Chapter 5 Generalized Linear Models

These notes are primarily from PSU STAT 504 which uses Alan Agresti’s Categorical Data Analysis (Agresti 2013). I also reviewed PSU STAT 501, DataCamp’s Generalized Linar Models in R, DataCamp’s Multiple and Logistic Regression, and **Interpretable machine learning*"** (Molnar 2020).

The linear regression model, \(E(Y|X) = X \beta\), structured as \(y_i = X_i \beta + \epsilon_i\) where \(X_i \beta = \mu_i\), assumes the response is a linear function of the predictors and the residuals are independent random variables normally distributed with mean zero and constant variance, \(\epsilon \sim N \left(0, \sigma^2 \right)\). This implies that given some set of predictors, the response is normally distributed about its expected value, \(y_i \sim N \left(\mu_i, \sigma^2 \right)\). However, there are many situations where this assumption of normality fails. Generalized linear models (GLMs) are a generalization of the linear regression model that addresses non-normal response distributions.

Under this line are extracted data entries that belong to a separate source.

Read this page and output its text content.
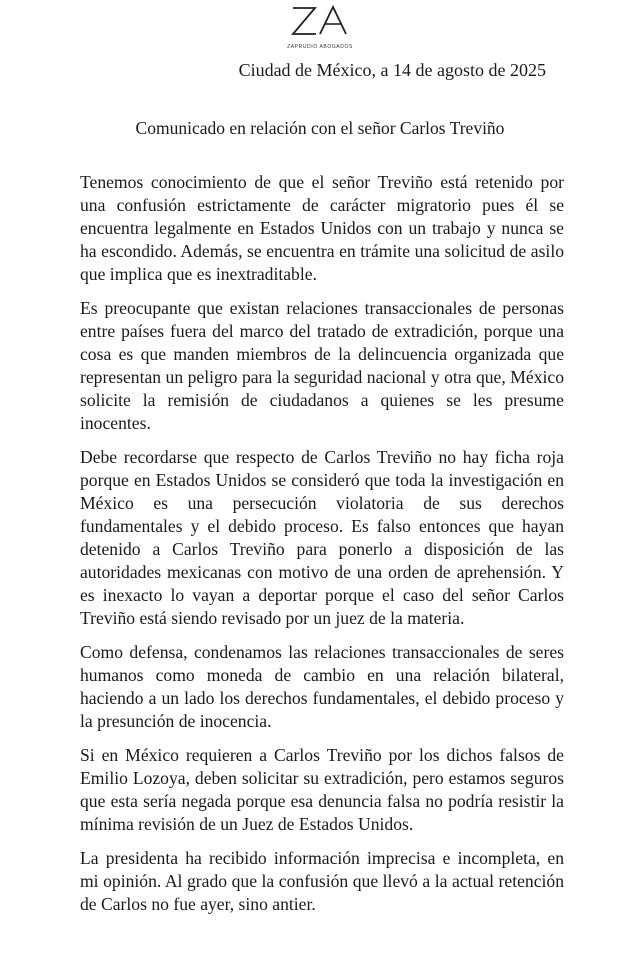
ZAPRUDIO ABOGADOS
Ciudad de México, a 14 de agosto de 2025
Comunicado en relación con el señor Carlos Treviño

Tenemos conocimiento de que el señor Treviño está retenido por una confusión estrictamente de carácter migratorio pues él se encuentra legalmente en Estados Unidos con un trabajo y nunca se ha escondido. Además, se encuentra en trámite una solicitud de asilo que implica que es inextraditable.

Es preocupante que existan relaciones transaccionales de personas entre países fuera del marco del tratado de extradición, porque una cosa es que manden miembros de la delincuencia organizada que representan un peligro para la seguridad nacional y otra que, México solicite la remisión de ciudadanos a quienes se les presume inocentes.

Debe recordarse que respecto de Carlos Treviño no hay ficha roja porque en Estados Unidos se consideró que toda la investigación en México es una persecución violatoria de sus derechos fundamentales y el debido proceso. Es falso entonces que hayan detenido a Carlos Treviño para ponerlo a disposición de las autoridades mexicanas con motivo de una orden de aprehensión. Y es inexacto lo vayan a deportar porque el caso del señor Carlos Treviño está siendo revisado por un juez de la materia.

Como defensa, condenamos las relaciones transaccionales de seres humanos como moneda de cambio en una relación bilateral, haciendo a un lado los derechos fundamentales, el debido proceso y la presunción de inocencia.

Si en México requieren a Carlos Treviño por los dichos falsos de Emilio Lozoya, deben solicitar su extradición, pero estamos seguros que esta sería negada porque esa denuncia falsa no podría resistir la mínima revisión de un Juez de Estados Unidos.

La presidenta ha recibido información imprecisa e incompleta, en mi opinión. Al grado que la confusión que llevó a la actual retención de Carlos no fue ayer, sino antier.
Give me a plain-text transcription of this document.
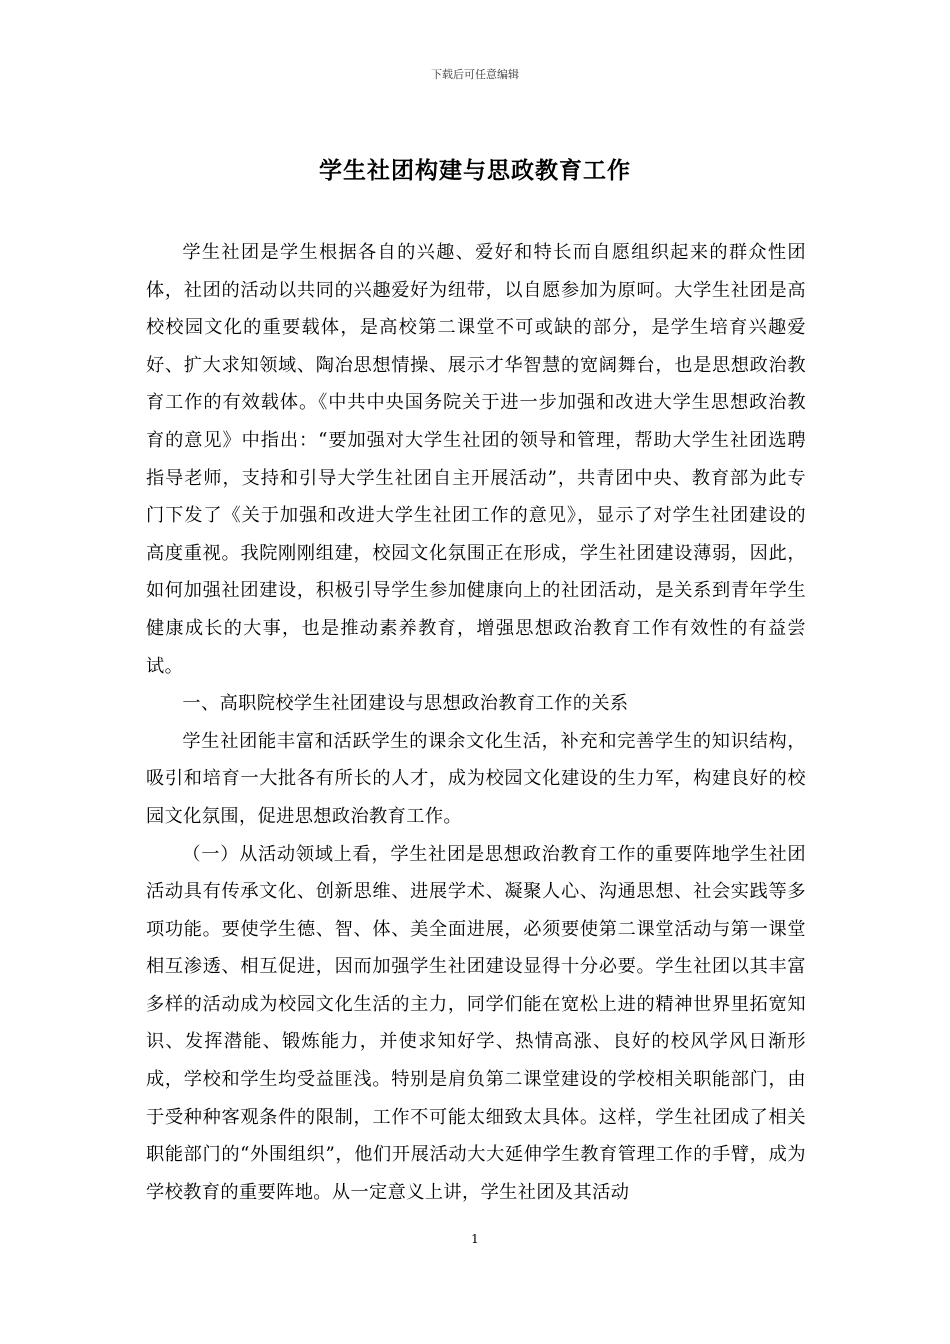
下载后可任意编辑
学生社团构建与思政教育工作

学生社团是学生根据各自的兴趣、爱好和特长而自愿组织起来的群众性团体，社团的活动以共同的兴趣爱好为纽带，以自愿参加为原呵。大学生社团是高校校园文化的重要载体，是高校第二课堂不可或缺的部分，是学生培育兴趣爱好、扩大求知领域、陶冶思想情操、展示才华智慧的宽阔舞台，也是思想政治教育工作的有效载体。《中共中央国务院关于进一步加强和改进大学生思想政治教育的意见》中指出：“要加强对大学生社团的领导和管理，帮助大学生社团选聘指导老师，支持和引导大学生社团自主开展活动”，共青团中央、教育部为此专门下发了《关于加强和改进大学生社团工作的意见》，显示了对学生社团建设的高度重视。我院刚刚组建，校园文化氛围正在形成，学生社团建设薄弱，因此，如何加强社团建设，积极引导学生参加健康向上的社团活动，是关系到青年学生健康成长的大事，也是推动素养教育，增强思想政治教育工作有效性的有益尝试。

一、高职院校学生社团建设与思想政治教育工作的关系

学生社团能丰富和活跃学生的课余文化生活，补充和完善学生的知识结构，吸引和培育一大批各有所长的人才，成为校园文化建设的生力军，构建良好的校园文化氛围，促进思想政治教育工作。

（一）从活动领域上看，学生社团是思想政治教育工作的重要阵地学生社团活动具有传承文化、创新思维、进展学术、凝聚人心、沟通思想、社会实践等多项功能。要使学生德、智、体、美全面进展，必须要使第二课堂活动与第一课堂相互渗透、相互促进，因而加强学生社团建设显得十分必要。学生社团以其丰富多样的活动成为校园文化生活的主力，同学们能在宽松上进的精神世界里拓宽知识、发挥潜能、锻炼能力，并使求知好学、热情高涨、良好的校风学风日渐形成，学校和学生均受益匪浅。特别是肩负第二课堂建设的学校相关职能部门，由于受种种客观条件的限制，工作不可能太细致太具体。这样，学生社团成了相关职能部门的“外围组织”，他们开展活动大大延伸学生教育管理工作的手臂，成为学校教育的重要阵地。从一定意义上讲，学生社团及其活动

1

The response given a set of predictors will not have a normal distribution if its underlying data-generating process is binomial or multinomial (proportions), Poisson (counts), or exponential (time-to-event). In these situations a regular linear regression can predict proportions outside [0, 100] or counts or times that are negative. GLMs solve this problem by modeling a function of the expected value of \(y\), \(f(E(Y|X)) = X \beta\). There are three components to a GLM: the random component is the probability distribution of the response variable (normal, binomial, Poisson, etc.); the systematic component is the explanatory variables \(X\beta\); and the link function \(\eta\) specifies the link between random and systematic components, converting the response range to \([-\infty, +\infty]\).

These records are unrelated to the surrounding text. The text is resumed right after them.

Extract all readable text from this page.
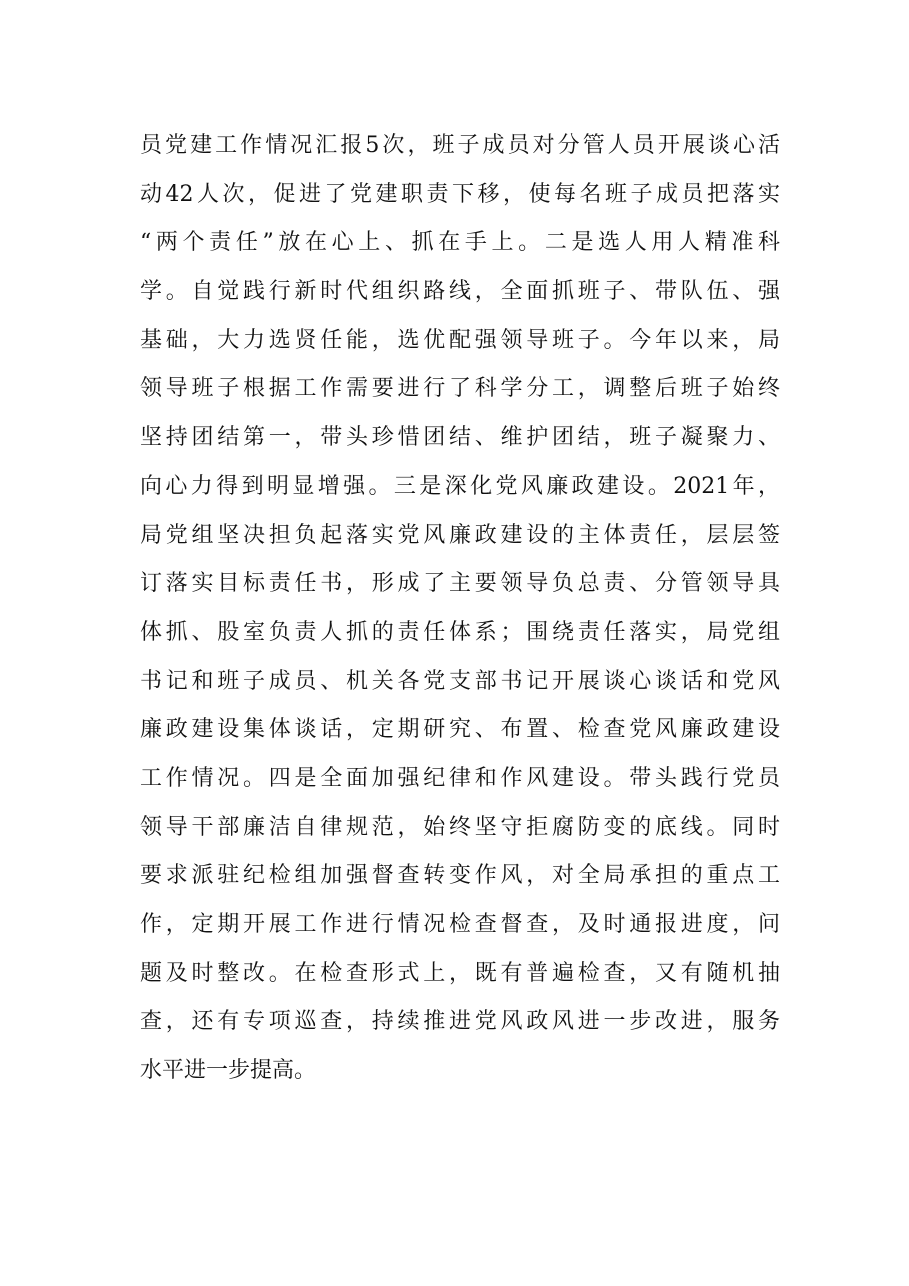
员党建工作情况汇报5次，班子成员对分管人员开展谈心活
动42人次，促进了党建职责下移，使每名班子成员把落实
“两个责任”放在心上、抓在手上。二是选人用人精准科
学。自觉践行新时代组织路线，全面抓班子、带队伍、强
基础，大力选贤任能，选优配强领导班子。今年以来，局
领导班子根据工作需要进行了科学分工，调整后班子始终
坚持团结第一，带头珍惜团结、维护团结，班子凝聚力、
向心力得到明显增强。三是深化党风廉政建设。2021年，
局党组坚决担负起落实党风廉政建设的主体责任，层层签
订落实目标责任书，形成了主要领导负总责、分管领导具
体抓、股室负责人抓的责任体系；围绕责任落实，局党组
书记和班子成员、机关各党支部书记开展谈心谈话和党风
廉政建设集体谈话，定期研究、布置、检查党风廉政建设
工作情况。四是全面加强纪律和作风建设。带头践行党员
领导干部廉洁自律规范，始终坚守拒腐防变的底线。同时
要求派驻纪检组加强督查转变作风，对全局承担的重点工
作，定期开展工作进行情况检查督查，及时通报进度，问
题及时整改。在检查形式上，既有普遍检查，又有随机抽
查，还有专项巡查，持续推进党风政风进一步改进，服务
水平进一步提高。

Linear regression is thus a special case of GLM where link function is the identity function, \(f(E(Y|X)) = E(Y|X)\). For a logistic regression, where the data generating process is binomial, the link function is

\[f(E(Y|X)) = \ln \left( \frac{E(Y|X)}{1 - E(Y|X)} \right) = \ln \left( \frac{\pi}{1 - \pi} \right) = logit(\pi)\]

where \(\pi\) is the event probability. (As an aside, you have probably heard of the related “probit” regression. The probit regression link function is \(f(E(Y|X)) = \Phi^{-1}(E(Y|X)) = \Phi^{-1}(\pi)\). The difference between the logistic and probit link function is theoretical, and the practical significance is slight. You can probably safely ignore probit).

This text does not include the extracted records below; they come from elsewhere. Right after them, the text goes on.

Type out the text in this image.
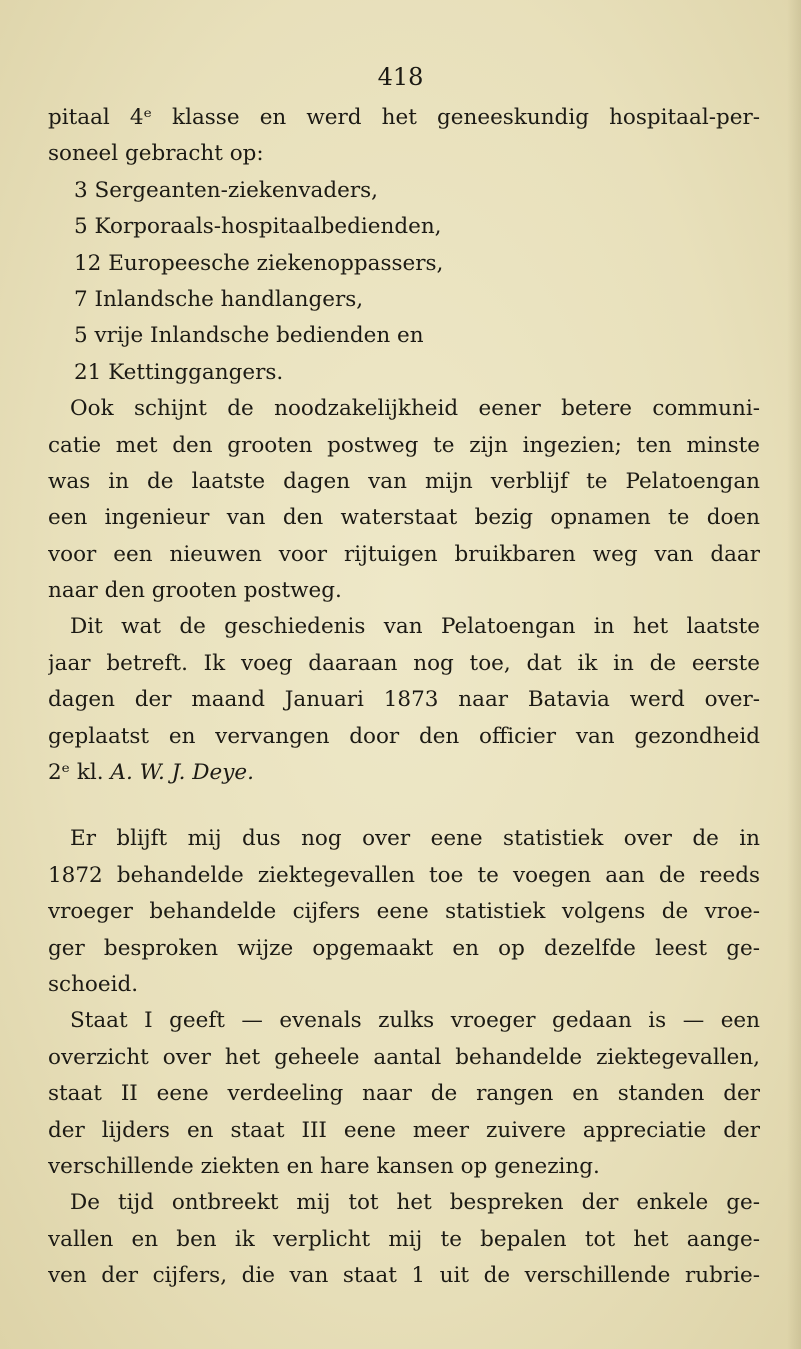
418
pitaal 4ᵉ klasse en werd het geneeskundig hospitaal-per-
soneel gebracht op:
3 Sergeanten-ziekenvaders,
5 Korporaals-hospitaalbedienden,
12 Europeesche ziekenoppassers,
7 Inlandsche handlangers,
5 vrije Inlandsche bedienden en
21 Kettinggangers.
Ook schijnt de noodzakelijkheid eener betere communi-
catie met den grooten postweg te zijn ingezien; ten minste
was in de laatste dagen van mijn verblijf te Pelatoengan
een ingenieur van den waterstaat bezig opnamen te doen
voor een nieuwen voor rijtuigen bruikbaren weg van daar
naar den grooten postweg.
Dit wat de geschiedenis van Pelatoengan in het laatste
jaar betreft. Ik voeg daaraan nog toe, dat ik in de eerste
dagen der maand Januari 1873 naar Batavia werd over-
geplaatst en vervangen door den officier van gezondheid
2ᵉ kl. A. W. J. Deye.
Er blijft mij dus nog over eene statistiek over de in
1872 behandelde ziektegevallen toe te voegen aan de reeds
vroeger behandelde cijfers eene statistiek volgens de vroe-
ger besproken wijze opgemaakt en op dezelfde leest ge-
schoeid.
Staat I geeft — evenals zulks vroeger gedaan is — een
overzicht over het geheele aantal behandelde ziektegevallen,
staat II eene verdeeling naar de rangen en standen der
der lijders en staat III eene meer zuivere appreciatie der
verschillende ziekten en hare kansen op genezing.
De tijd ontbreekt mij tot het bespreken der enkele ge-
vallen en ben ik verplicht mij te bepalen tot het aange-
ven der cijfers, die van staat 1 uit de verschillende rubrie-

For a Poisson regression, the link function is

\[f(E(Y|X)) = \ln (E(Y|X)) = \ln(\lambda)\]

where \(\lambda\) is the expected event rate.

For an exponential regression, the link function is

\[f(E(Y|X) = -E(Y|X) = -\lambda\]

where \(\lambda\) is the expected time to event.

GLM uses maximum likelihood estimation (MLE) rather than ordinary least squares (OLS) to estimate the parameters, and thus relies on large-sample approximations.

In R, specify a GLM just like an linear model, but with the glm() function, specifying the distribution with the family parameter.

  • family = "gaussian": linear regression
  • family = "binomial": logistic regression
  • family = binomial(link = "probit"): probit regression
  • family = "poisson": Poisson regression